I believe this so-called “honoring,” taking “pride” in, and “respecting” Native Americans by the cultural descendants of those who engaged in forced evacuations, deculturalization, and genocide of native peoples, and those hanging pictures of Jews in places where Jews had been shunned, scapegoated, and slaughtered previously strikes me as hypocrisy at best, and more like justification for further colonization and misappropriation of cultural symbols, in addition to racist stereotyping.

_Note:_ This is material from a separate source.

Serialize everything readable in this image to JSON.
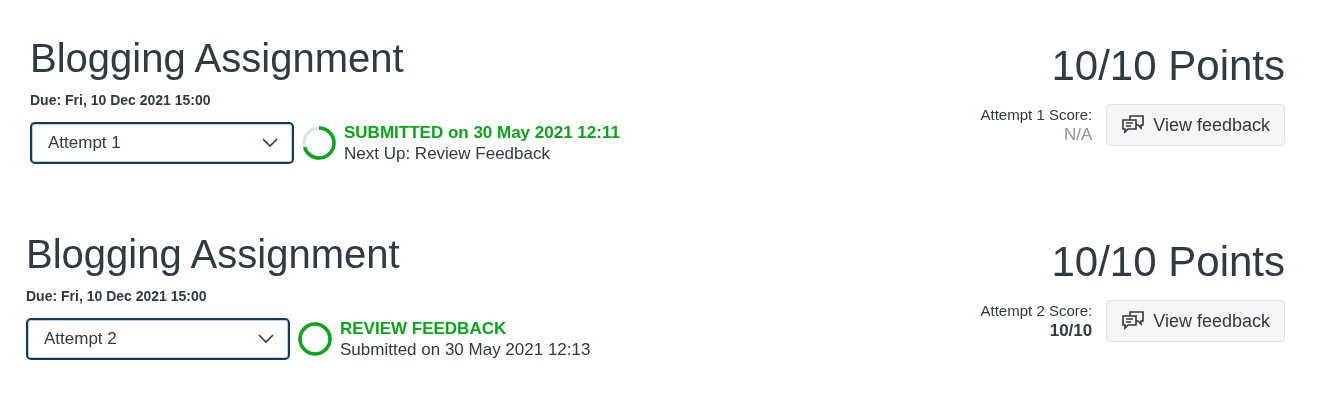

As a genuine step in the direction of truly honoring and respecting other people, the cultural imperialism must end.
 
Dr. Warren J. Blumenfeld is author of Warren’s Words: Smart Commentary on Social Justice (Purple Press); editor of Homophobia: How We All Pay the Price (Beacon Press), and co-editor of Readings for Diversity and Social Justice (Routledge) and Investigating Christian Privilege and Religious Oppression in the United States (Sense).

3 thoughts on “No "Honor" or Respect in Colonizing Native American and Jewish Culture

  1. This is an excellent article, but….how long will it be before we Jews break through the denial evident in this kind of “consciousness” Not applying to the current ethnic cleansing of Palestinians? Even the slightest look at the home demolitions (over 25,000 since 1967), the constant harrassment and war crimes perpetrated by Israel, and the demonization of all Palestinians as terrorists is a fixture of Israeli society. And who sponsors the 100 year ethnic cleansing of Palestinians? Every American Jewish organization in lock-step, as well as federal tax dollars…..I spoke to a Native American filmmaker this weekend who is tying together both ethnic cleansings. This is inevitable after many years of Jewish organizations pathetically giving themselves over to this racist ideology of Israel: Zionism, which proclaims Jews have superior rights in someone else’s homeland.